Tydavnet, officially Tedavnet , is a village in northern County Monaghan, Ireland, and also the name of the townland and civil parish in which the village sits. Both the Church of Ireland and Catholic church have Tydavnet named as a parish and in both cases, the geographical area is almost identical. The village is located on the R186 regional road.

== History ==
=== Bronze Age gold ===
Evidence of ancient settlement in the area includes the Atlantic Bronze Age Tydavnet gold discs. Dating from circa 2100 BC, these discs were discovered in the roots of an old tree. Raised lines, rows of dots and zig-zags produce a central cross surrounded by concentric patterns, were used to decorate the discs. The techniques of repoussé, punching and polishing, and doming of the surfaces are not seen on other similar discs. The pair of discs are on permanent display in the National Museum of Ireland.
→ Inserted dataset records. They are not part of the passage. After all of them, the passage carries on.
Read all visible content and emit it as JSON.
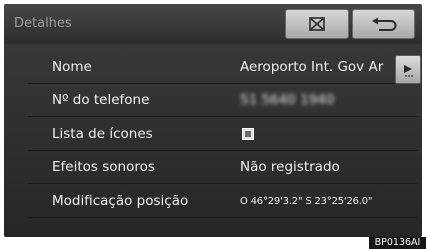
{
  "header": {
    "title": "Detalhes",
    "map_icon": "map-close-icon",
    "back_icon": "return-arrow-icon"
  },
  "rows": [
    {
      "label": "Nome",
      "value": "Aeroporto Int. Gov Ar"
    },
    {
      "label": "Nº do telefone",
      "value": "51 5640 1940"
    },
    {
      "label": "Lista de ícones",
      "value": ""
    },
    {
      "label": "Efeitos sonoros",
      "value": "Não registrado"
    },
    {
      "label": "Modificação posição",
      "value": "O 46°29'3.2\" S 23°25'26.0\""
    }
  ],
  "scroll_icon": "play-arrow-icon",
  "figure_code": "BP0136AI"
}
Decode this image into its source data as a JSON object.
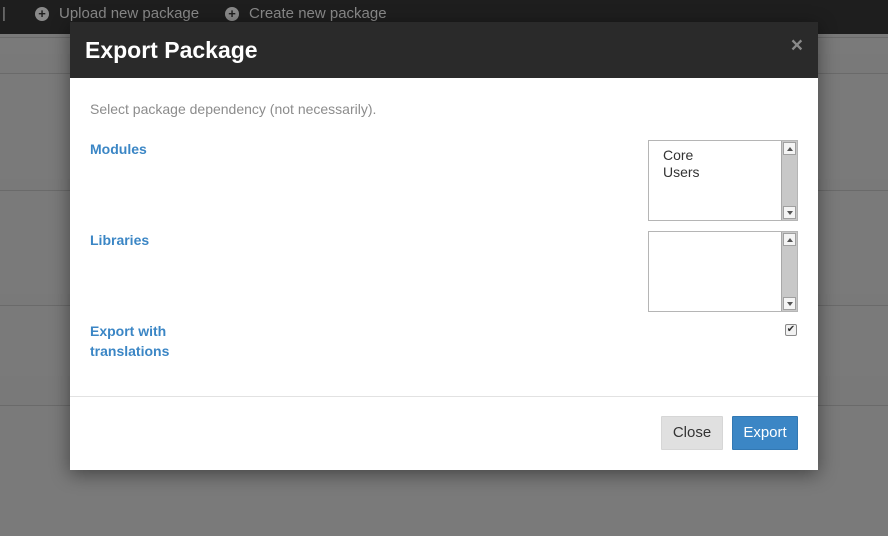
{
  "topbar": {
    "separator": "|",
    "upload_label": "Upload new package",
    "create_label": "Create new package"
  },
  "modal": {
    "title": "Export Package",
    "close_symbol": "×",
    "hint": "Select package dependency (not necessarily).",
    "modules": {
      "label": "Modules",
      "options": [
        "Core",
        "Users"
      ]
    },
    "libraries": {
      "label": "Libraries",
      "options": []
    },
    "translations": {
      "label_line1": "Export with",
      "label_line2": "translations",
      "checked": true
    },
    "footer": {
      "close_label": "Close",
      "export_label": "Export"
    }
  },
  "colors": {
    "accent": "#3b86c5",
    "header_bg": "#2a2a2a",
    "overlay": "#7a7a7a"
  }
}
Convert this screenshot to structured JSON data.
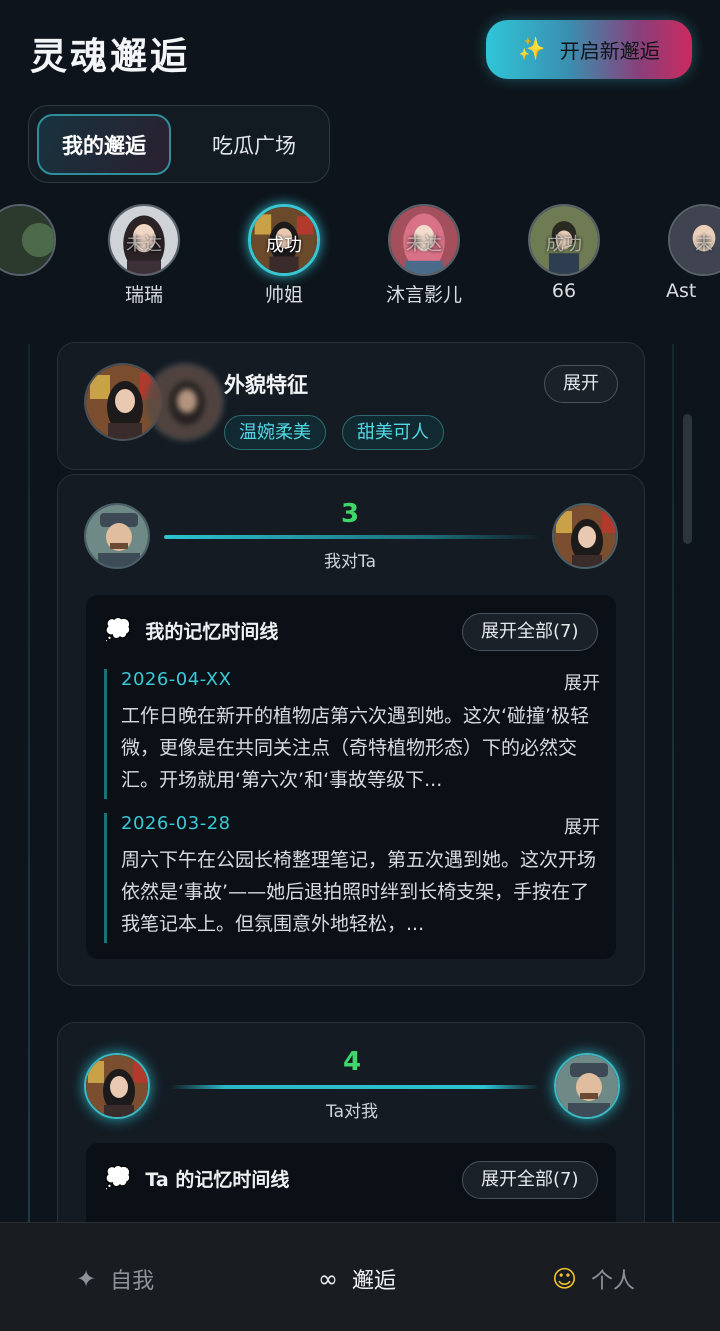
{
  "header": {
    "title": "灵魂邂逅",
    "new_button": "开启新邂逅"
  },
  "tabs": [
    {
      "label": "我的邂逅",
      "active": true
    },
    {
      "label": "吃瓜广场",
      "active": false
    }
  ],
  "contacts": [
    {
      "name": "瑞瑞",
      "status": "未达"
    },
    {
      "name": "帅姐",
      "status": "成功",
      "selected": true
    },
    {
      "name": "沐言影儿",
      "status": "未达"
    },
    {
      "name": "66",
      "status": "成功"
    },
    {
      "name": "Ast",
      "status": "未"
    }
  ],
  "appearance": {
    "title": "外貌特征",
    "expand": "展开",
    "tags": [
      "温婉柔美",
      "甜美可人"
    ]
  },
  "my_to_ta": {
    "score": "3",
    "label": "我对Ta",
    "timeline_title": "我的记忆时间线",
    "expand_all": "展开全部(7)",
    "entries": [
      {
        "date": "2026-04-XX",
        "expand": "展开",
        "text": "工作日晚在新开的植物店第六次遇到她。这次‘碰撞’极轻微，更像是在共同关注点（奇特植物形态）下的必然交汇。开场就用‘第六次’和‘事故等级下..."
      },
      {
        "date": "2026-03-28",
        "expand": "展开",
        "text": "周六下午在公园长椅整理笔记，第五次遇到她。这次开场依然是‘事故’——她后退拍照时绊到长椅支架，手按在了我笔记本上。但氛围意外地轻松，..."
      }
    ]
  },
  "ta_to_me": {
    "score": "4",
    "label": "Ta对我",
    "timeline_title": "Ta 的记忆时间线",
    "expand_all": "展开全部(7)"
  },
  "nav": [
    {
      "label": "自我",
      "icon": "sparkle-icon"
    },
    {
      "label": "邂逅",
      "icon": "infinity-icon"
    },
    {
      "label": "个人",
      "icon": "smile-icon"
    }
  ],
  "colors": {
    "accent": "#39c6d2",
    "score": "#3fd66a",
    "bg": "#0e141b"
  }
}
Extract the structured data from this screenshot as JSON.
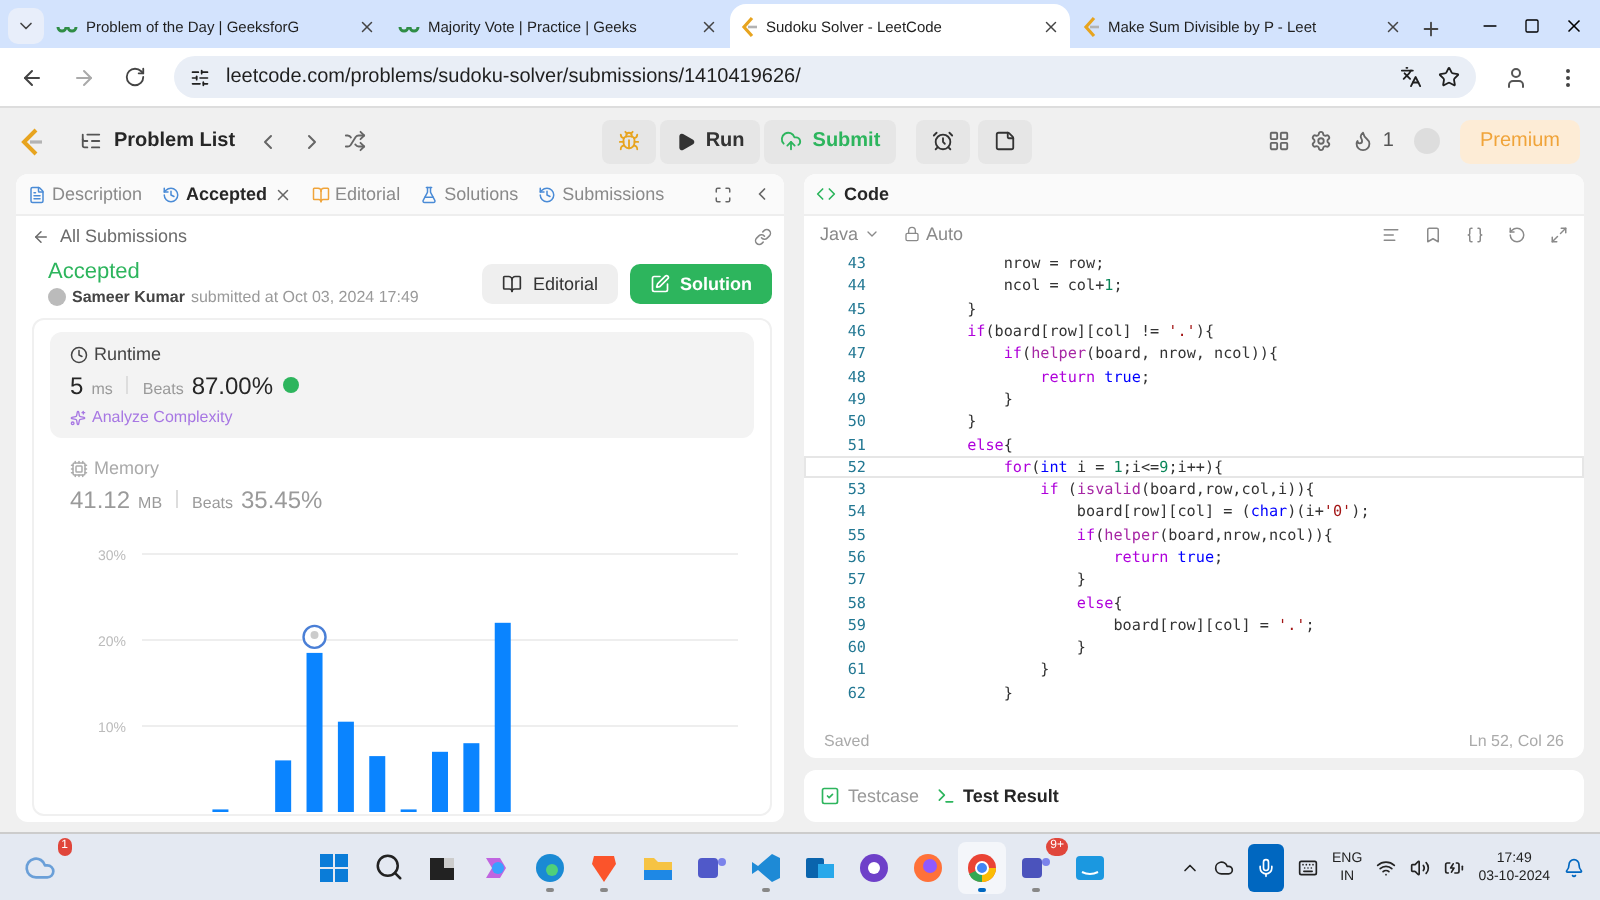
{
  "browser": {
    "tabs": [
      {
        "title": "Problem of the Day | GeeksforG",
        "kind": "gfg",
        "selected": false
      },
      {
        "title": "Majority Vote | Practice | Geeks",
        "kind": "gfg",
        "selected": false
      },
      {
        "title": "Sudoku Solver - LeetCode",
        "kind": "leetcode",
        "selected": true
      },
      {
        "title": "Make Sum Divisible by P - Leet",
        "kind": "leetcode",
        "selected": false
      }
    ],
    "url": "leetcode.com/problems/sudoku-solver/submissions/1410419626/"
  },
  "toolbar": {
    "problem_list": "Problem List",
    "run": "Run",
    "submit": "Submit",
    "streak": "1",
    "premium": "Premium"
  },
  "left_panel": {
    "tabs": [
      {
        "label": "Description",
        "kind": "doc",
        "selected": false,
        "closable": false
      },
      {
        "label": "Accepted",
        "kind": "history",
        "selected": true,
        "closable": true
      },
      {
        "label": "Editorial",
        "kind": "book",
        "selected": false,
        "closable": false
      },
      {
        "label": "Solutions",
        "kind": "flask",
        "selected": false,
        "closable": false
      },
      {
        "label": "Submissions",
        "kind": "history",
        "selected": false,
        "closable": false
      }
    ],
    "back_link": "All Submissions",
    "status": "Accepted",
    "author": "Sameer Kumar",
    "submitted": "submitted at Oct 03, 2024 17:49",
    "editorial_button": "Editorial",
    "solution_button": "Solution",
    "stats": [
      {
        "kind": "runtime",
        "title": "Runtime",
        "value": "5",
        "unit": "ms",
        "beats_label": "Beats",
        "beats": "87.00%",
        "analyze": "Analyze Complexity",
        "selected": true
      },
      {
        "kind": "memory",
        "title": "Memory",
        "value": "41.12",
        "unit": "MB",
        "beats_label": "Beats",
        "beats": "35.45%",
        "selected": false
      }
    ],
    "chart_data": {
      "type": "bar",
      "values": [
        null,
        null,
        0.3,
        null,
        6,
        18.5,
        10.5,
        6.5,
        0.3,
        7,
        8,
        22,
        null,
        null,
        null,
        null,
        null,
        null,
        null
      ],
      "ylim": [
        0,
        30
      ],
      "yticks": [
        {
          "value": 10,
          "label": "10%"
        },
        {
          "value": 20,
          "label": "20%"
        },
        {
          "value": 30,
          "label": "30%"
        }
      ]
    }
  },
  "right_panel": {
    "title": "Code",
    "language": "Java",
    "mode": "Auto",
    "lines": [
      {
        "number": "43",
        "active": false,
        "tokens": [
          {
            "text": "            nrow = row;",
            "kind": "plain"
          }
        ]
      },
      {
        "number": "44",
        "active": false,
        "tokens": [
          {
            "text": "            ncol = col+",
            "kind": "plain"
          },
          {
            "text": "1",
            "kind": "number"
          },
          {
            "text": ";",
            "kind": "plain"
          }
        ]
      },
      {
        "number": "45",
        "active": false,
        "tokens": [
          {
            "text": "        }",
            "kind": "plain"
          }
        ]
      },
      {
        "number": "46",
        "active": false,
        "tokens": [
          {
            "text": "        if",
            "kind": "keyword"
          },
          {
            "text": "(board[row][col] != ",
            "kind": "plain"
          },
          {
            "text": "'.'",
            "kind": "string"
          },
          {
            "text": "){",
            "kind": "plain"
          }
        ]
      },
      {
        "number": "47",
        "active": false,
        "tokens": [
          {
            "text": "            if",
            "kind": "keyword"
          },
          {
            "text": "(",
            "kind": "plain"
          },
          {
            "text": "helper",
            "kind": "function"
          },
          {
            "text": "(board, nrow, ncol)){",
            "kind": "plain"
          }
        ]
      },
      {
        "number": "48",
        "active": false,
        "tokens": [
          {
            "text": "                return",
            "kind": "keyword"
          },
          {
            "text": " true",
            "kind": "type"
          },
          {
            "text": ";",
            "kind": "plain"
          }
        ]
      },
      {
        "number": "49",
        "active": false,
        "tokens": [
          {
            "text": "            }",
            "kind": "plain"
          }
        ]
      },
      {
        "number": "50",
        "active": false,
        "tokens": [
          {
            "text": "        }",
            "kind": "plain"
          }
        ]
      },
      {
        "number": "51",
        "active": false,
        "tokens": [
          {
            "text": "        else",
            "kind": "keyword"
          },
          {
            "text": "{",
            "kind": "plain"
          }
        ]
      },
      {
        "number": "52",
        "active": true,
        "tokens": [
          {
            "text": "            for",
            "kind": "keyword"
          },
          {
            "text": "(",
            "kind": "plain"
          },
          {
            "text": "int",
            "kind": "type"
          },
          {
            "text": " i = ",
            "kind": "plain"
          },
          {
            "text": "1",
            "kind": "number"
          },
          {
            "text": ";i<=",
            "kind": "plain"
          },
          {
            "text": "9",
            "kind": "number"
          },
          {
            "text": ";i++){",
            "kind": "plain"
          }
        ]
      },
      {
        "number": "53",
        "active": false,
        "tokens": [
          {
            "text": "                if",
            "kind": "keyword"
          },
          {
            "text": " (",
            "kind": "plain"
          },
          {
            "text": "isvalid",
            "kind": "function"
          },
          {
            "text": "(board,row,col,i)){",
            "kind": "plain"
          }
        ]
      },
      {
        "number": "54",
        "active": false,
        "tokens": [
          {
            "text": "                    board[row][col] = (",
            "kind": "plain"
          },
          {
            "text": "char",
            "kind": "type"
          },
          {
            "text": ")(i+",
            "kind": "plain"
          },
          {
            "text": "'0'",
            "kind": "string"
          },
          {
            "text": ");",
            "kind": "plain"
          }
        ]
      },
      {
        "number": "55",
        "active": false,
        "tokens": [
          {
            "text": "                    if",
            "kind": "keyword"
          },
          {
            "text": "(",
            "kind": "plain"
          },
          {
            "text": "helper",
            "kind": "function"
          },
          {
            "text": "(board,nrow,ncol)){",
            "kind": "plain"
          }
        ]
      },
      {
        "number": "56",
        "active": false,
        "tokens": [
          {
            "text": "                        return",
            "kind": "keyword"
          },
          {
            "text": " true",
            "kind": "type"
          },
          {
            "text": ";",
            "kind": "plain"
          }
        ]
      },
      {
        "number": "57",
        "active": false,
        "tokens": [
          {
            "text": "                    }",
            "kind": "plain"
          }
        ]
      },
      {
        "number": "58",
        "active": false,
        "tokens": [
          {
            "text": "                    else",
            "kind": "keyword"
          },
          {
            "text": "{",
            "kind": "plain"
          }
        ]
      },
      {
        "number": "59",
        "active": false,
        "tokens": [
          {
            "text": "                        board[row][col] = ",
            "kind": "plain"
          },
          {
            "text": "'.'",
            "kind": "string"
          },
          {
            "text": ";",
            "kind": "plain"
          }
        ]
      },
      {
        "number": "60",
        "active": false,
        "tokens": [
          {
            "text": "                    }",
            "kind": "plain"
          }
        ]
      },
      {
        "number": "61",
        "active": false,
        "tokens": [
          {
            "text": "                }",
            "kind": "plain"
          }
        ]
      },
      {
        "number": "62",
        "active": false,
        "tokens": [
          {
            "text": "            }",
            "kind": "plain"
          }
        ]
      }
    ],
    "status": "Saved",
    "cursor": "Ln 52, Col 26",
    "bottom_tabs": [
      {
        "label": "Testcase",
        "kind": "check",
        "selected": false
      },
      {
        "label": "Test Result",
        "kind": "terminal",
        "selected": true
      }
    ]
  },
  "taskbar": {
    "weather_badge": "1",
    "apps": [
      {
        "kind": "windows",
        "running": false,
        "selected": false
      },
      {
        "kind": "search",
        "running": false,
        "selected": false
      },
      {
        "kind": "taskview",
        "running": false,
        "selected": false
      },
      {
        "kind": "copilot",
        "running": false,
        "selected": false
      },
      {
        "kind": "edge",
        "running": true,
        "selected": false
      },
      {
        "kind": "brave",
        "running": true,
        "selected": false
      },
      {
        "kind": "folder",
        "running": false,
        "selected": false
      },
      {
        "kind": "teams",
        "running": false,
        "selected": false
      },
      {
        "kind": "vscode",
        "running": true,
        "selected": false
      },
      {
        "kind": "outlook",
        "running": false,
        "selected": false
      },
      {
        "kind": "github",
        "running": false,
        "selected": false
      },
      {
        "kind": "firefox",
        "running": false,
        "selected": false
      },
      {
        "kind": "chrome",
        "running": true,
        "selected": true
      },
      {
        "kind": "teams-work",
        "running": true,
        "selected": false,
        "badge": "9+"
      },
      {
        "kind": "prime",
        "running": false,
        "selected": false
      }
    ],
    "lang": "ENG",
    "region": "IN",
    "time": "17:49",
    "date": "03-10-2024"
  }
}
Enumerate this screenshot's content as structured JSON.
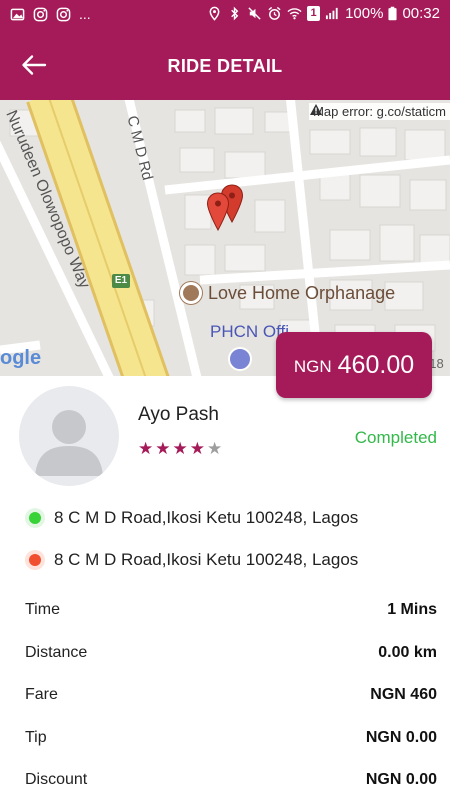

=== Foundation and name ===
The Irish name of the townland and village, , derives from the area's association with the 6th-century Irish saint, Saint Damnat. (Note: Other texts associate the area with a different saint, Saint Dymphna, who -whilst fleeing to Belgium to escape her pagan father's wrath- is said to have stopped in Tydavnet.)) Damnat is thought to have founded a church in the area, which is generally considered to have been located in the graveyard of the current village Catholic church. This church, St. Dympna's Church, was originally erected in 1730, then rebuilt in the early 1900s and the interior renovated in the 1990s. It is one of the three existing Catholic churches in the parish. The other two churches are located in Corlat, and in Urbleshanny, near Scotstown.

In 1206, the Normans plundered Tydavnet. In 1302, a taxation list was the first recorded mention of the area.

==Transport==
Local Link bus route M1 links the village with Monaghan several times daily from Mondays to Saturdays inclusive.

==Amenities and education==
St. Dymphna's National School is a national (primary) school situated on the north end of the village.

Tydavnet Community Centre, originally a school, is now used to host local events, local elections and drama. Tydavnet Village Community Centre Limited is partially funded by National Lottery funding.

As of 2021, planning permission was granted for 13 houses in Tydavnet, including three-bedroom detached homes, and four-bedroom detached homes, opposite the community centre.

Tydavnet has two public houses

==Sport==
Scotstown GAA, the local Gaelic Athletic Association (GAA) club is primarily involved in Gaelic football. Although the team represents the entire parish of Tydavnet the club is named after one of the townland's villages, Scotstown. Páirc Mhuire, Scotstown is the home field of Scotstown GAA, with one full size field and two smaller fields.

==Awards and twinning==
Tydavnet was a "Pride of Place Award" winner (in the 750–1500 to population category) in 2014. The village also previously won Monaghan County Council's "Tidy Towns" competition.

The village is linked with Geel in Belgium, which also has a reputed connection to Saint Dymphna. Tydavnet/Monaghan and Geel were officially twinned in 1992.

== Notable people ==
- Caitriona Balfe, actress and model, known for the Outlander television series, grew up in Tydavnet.
- Terry Cavanagh, creator of computer games such as VVVVVV and Don't Look Back, was born in Tydavnet.